UK research funding bodies are running out of time to make a decision on future open access requirements for the research excellence framework, experts have warned.
In planning for future assessment cycles beyond 2021, Research England has stood by proposals to extend open access policies to include all long-form scholarly works – meaning that these works must be made available easily and free of charge, if they are to be submitted as evidence.
The announcement was first made in December 2016, but has become the subject of intense debate in recent weeks.
Academic groups including the British Academy have questioned the practicalities of such a mandate, arguing that certain disciplines might be unable to afford a blanket open-access model owing to costly book processing charges associated with publishing.
Leaders of the Royal Historical Society also highlighted concerns, warning that such requirements “militate against the freedom of individual academics to choose where to offer their own work for publication”, which they said went against basic academic principles.
Speaking to Times Higher Education, Steven Hill, director of research at Research England, stood by the funding body’s transition towards open research as one that had “the potential to bring benefits to all disciplines”.
“We are keen to see those benefits extend to disciplines where long-form publication is the norm, which is why we signalled our intention to extend open access requirements to long-form publications for the REF after REF 2021,” he explained.
REF policymakers have welcomed the debate surrounding the move, pledging “further engagement with researchers, institutions and publishers” to help come to a common agreement.
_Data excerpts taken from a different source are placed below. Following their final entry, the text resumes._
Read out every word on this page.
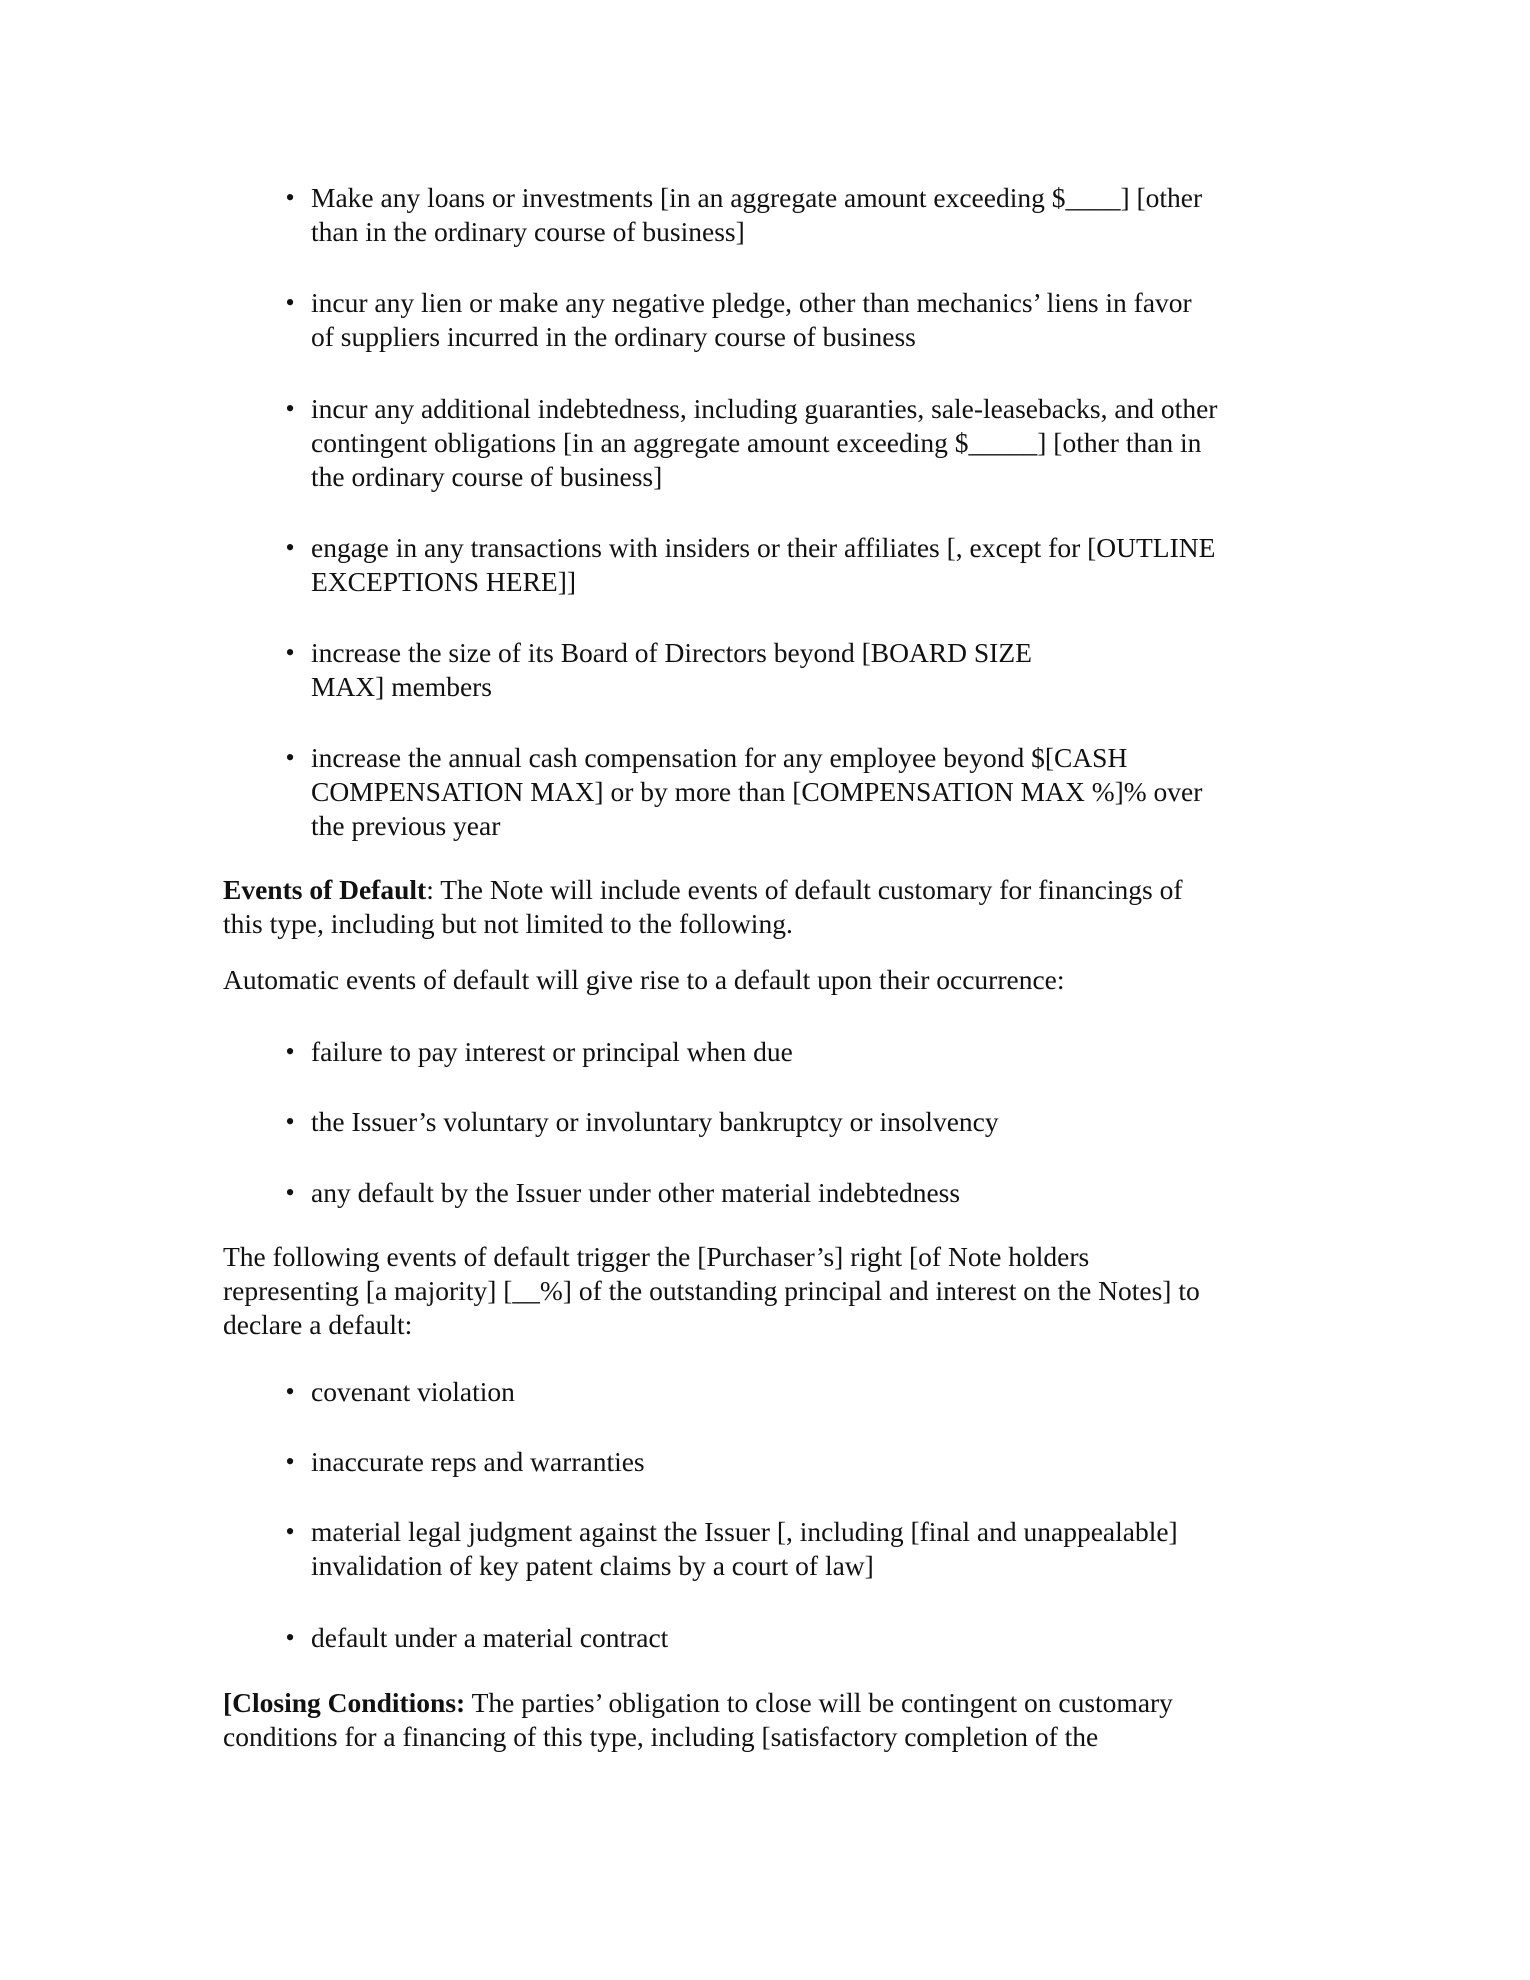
• Make any loans or investments [in an aggregate amount exceeding $____] [other
than in the ordinary course of business]
• incur any lien or make any negative pledge, other than mechanics’ liens in favor
of suppliers incurred in the ordinary course of business
• incur any additional indebtedness, including guaranties, sale-leasebacks, and other
contingent obligations [in an aggregate amount exceeding $_____] [other than in
the ordinary course of business]
• engage in any transactions with insiders or their affiliates [, except for [OUTLINE
EXCEPTIONS HERE]]
• increase the size of its Board of Directors beyond [BOARD SIZE
MAX] members
• increase the annual cash compensation for any employee beyond $[CASH
COMPENSATION MAX] or by more than [COMPENSATION MAX %]% over
the previous year

Events of Default: The Note will include events of default customary for financings of
this type, including but not limited to the following.

Automatic events of default will give rise to a default upon their occurrence:

• failure to pay interest or principal when due
• the Issuer’s voluntary or involuntary bankruptcy or insolvency
• any default by the Issuer under other material indebtedness

The following events of default trigger the [Purchaser’s] right [of Note holders
representing [a majority] [__%] of the outstanding principal and interest on the Notes] to
declare a default:

• covenant violation
• inaccurate reps and warranties
• material legal judgment against the Issuer [, including [final and unappealable]
invalidation of key patent claims by a court of law]
• default under a material contract

[Closing Conditions: The parties’ obligation to close will be contingent on customary
conditions for a financing of this type, including [satisfactory completion of the
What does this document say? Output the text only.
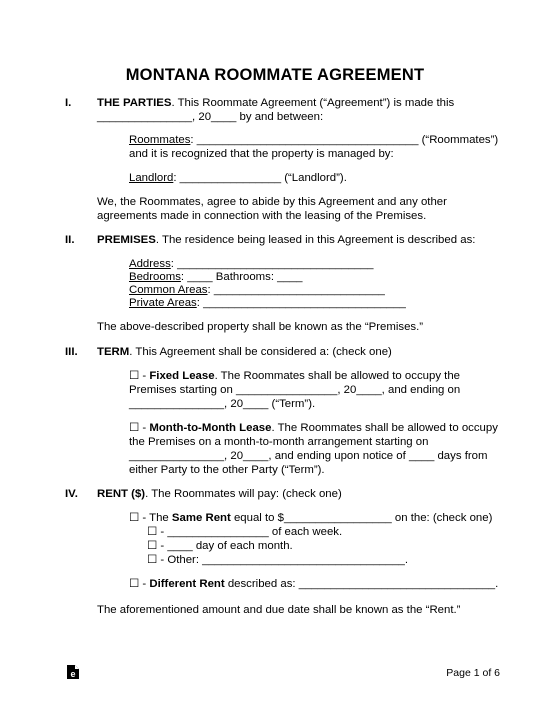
MONTANA ROOMMATE AGREEMENT
I. THE PARTIES. This Roommate Agreement (“Agreement”) is made this
_______________, 20____ by and between:
Roommates: ___________________________________ (“Roommates”)
and it is recognized that the property is managed by:
Landlord: ________________ (“Landlord”).
We, the Roommates, agree to abide by this Agreement and any other
agreements made in connection with the leasing of the Premises.
II. PREMISES. The residence being leased in this Agreement is described as:
Address: _______________________________
Bedrooms: ____ Bathrooms: ____
Common Areas: ___________________________
Private Areas: ________________________________
The above-described property shall be known as the “Premises.”
III. TERM. This Agreement shall be considered a: (check one)
☐ - Fixed Lease. The Roommates shall be allowed to occupy the
Premises starting on ________________, 20____, and ending on
_______________, 20____ (“Term”).
☐ - Month-to-Month Lease. The Roommates shall be allowed to occupy
the Premises on a month-to-month arrangement starting on
_______________, 20____, and ending upon notice of ____ days from
either Party to the other Party (“Term”).
IV. RENT ($). The Roommates will pay: (check one)
☐ - The Same Rent equal to $_________________ on the: (check one)
☐ - ________________ of each week.
☐ - ____ day of each month.
☐ - Other: ________________________________.
☐ - Different Rent described as: _______________________________.
The aforementioned amount and due date shall be known as the “Rent.”
e	Page 1 of 6
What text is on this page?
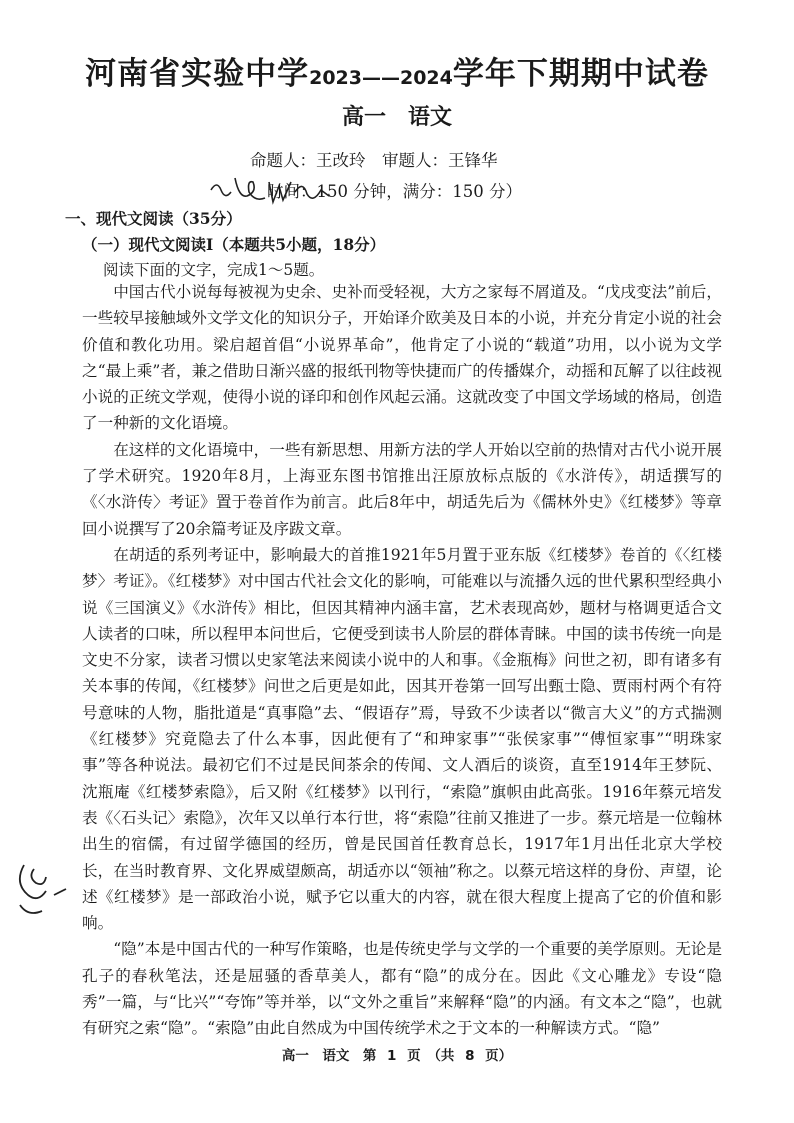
河南省实验中学2023——2024学年下期期中试卷
高一　语文
命题人：王改玲　审题人：王锋华
时间：150 分钟，满分：150 分）
一、现代文阅读（35分）
（一）现代文阅读Ⅰ（本题共5小题，18分）
阅读下面的文字，完成1～5题。

中国古代小说每每被视为史余、史补而受轻视，大方之家每不屑道及。“戊戌变法”前后，一些较早接触域外文学文化的知识分子，开始译介欧美及日本的小说，并充分肯定小说的社会价值和教化功用。梁启超首倡“小说界革命”，他肯定了小说的“载道”功用，以小说为文学之“最上乘”者，兼之借助日渐兴盛的报纸刊物等快捷而广的传播媒介，动摇和瓦解了以往歧视小说的正统文学观，使得小说的译印和创作风起云涌。这就改变了中国文学场域的格局，创造了一种新的文化语境。

在这样的文化语境中，一些有新思想、用新方法的学人开始以空前的热情对古代小说开展了学术研究。1920年8月，上海亚东图书馆推出汪原放标点版的《水浒传》，胡适撰写的《〈水浒传〉考证》置于卷首作为前言。此后8年中，胡适先后为《儒林外史》《红楼梦》等章回小说撰写了20余篇考证及序跋文章。

在胡适的系列考证中，影响最大的首推1921年5月置于亚东版《红楼梦》卷首的《〈红楼梦〉考证》。《红楼梦》对中国古代社会文化的影响，可能难以与流播久远的世代累积型经典小说《三国演义》《水浒传》相比，但因其精神内涵丰富，艺术表现高妙，题材与格调更适合文人读者的口味，所以程甲本问世后，它便受到读书人阶层的群体青睐。中国的读书传统一向是文史不分家，读者习惯以史家笔法来阅读小说中的人和事。《金瓶梅》问世之初，即有诸多有关本事的传闻，《红楼梦》问世之后更是如此，因其开卷第一回写出甄士隐、贾雨村两个有符号意味的人物，脂批道是“真事隐”去、“假语存”焉，导致不少读者以“微言大义”的方式揣测《红楼梦》究竟隐去了什么本事，因此便有了“和珅家事”“张侯家事”“傅恒家事”“明珠家事”等各种说法。最初它们不过是民间茶余的传闻、文人酒后的谈资，直至1914年王梦阮、沈瓶庵《红楼梦索隐》，后又附《红楼梦》以刊行，“索隐”旗帜由此高张。1916年蔡元培发表《〈石头记〉索隐》，次年又以单行本行世，将“索隐”往前又推进了一步。蔡元培是一位翰林出生的宿儒，有过留学德国的经历，曾是民国首任教育总长，1917年1月出任北京大学校长，在当时教育界、文化界威望颇高，胡适亦以“领袖”称之。以蔡元培这样的身份、声望，论述《红楼梦》是一部政治小说，赋予它以重大的内容，就在很大程度上提高了它的价值和影响。

“隐”本是中国古代的一种写作策略，也是传统史学与文学的一个重要的美学原则。无论是孔子的春秋笔法，还是屈骚的香草美人，都有“隐”的成分在。因此《文心雕龙》专设“隐秀”一篇，与“比兴”“夸饰”等并举，以“文外之重旨”来解释“隐”的内涵。有文本之“隐”，也就有研究之索“隐”。“索隐”由此自然成为中国传统学术之于文本的一种解读方式。“隐”

高一　语文　第 1 页　（共 8 页）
But leading academics have said that delaying the process any longer could have consequences.
Martin Eve, professor of literature, technology and publishing at Birkbeck, University of London, and a member of the Universities UK working group on open-access monographs, said that urgent clarity was needed on how REF leaders intended to implement the policy since “books are often pre-contracted many years before they are published”.
“Books for the third REF will be going under contract now,” he told THE. “Without adequate guidance or knowledge of what the mandate that REF ‘intends to move towards’ entails, researchers are simply proceeding with business as usual.”
“Business as usual” means that researchers who publish books through a commercial agent for example, could be left in a situation where their best work is ineligible for submission beyond 2021 – to the detriment of their university department and overall assessment score.
In a blogpost ahead of his talk on the same theme at the Jisc and Coalition for Networked Information leaders conference on 2 July, Professor Eve reiterated that the most “workable solution” was for Research England to secure extra funding for the initiative, to the sum of £19.2 million per year, as per a cost study commissioned earlier this year.
Alternative options to put no extra money in or to withdraw the mandate entirely felt risky, as well as “an utter shame for the public exposure of humanities work and its place in society”, he added. However, “if there is to be extensive sector-wide consultation…this really needs to be done as soon as possible”.
“It seems to me that there is no road forward that does not antagonise or irritate one or more of the demographic groups within UK higher education,” he wrote.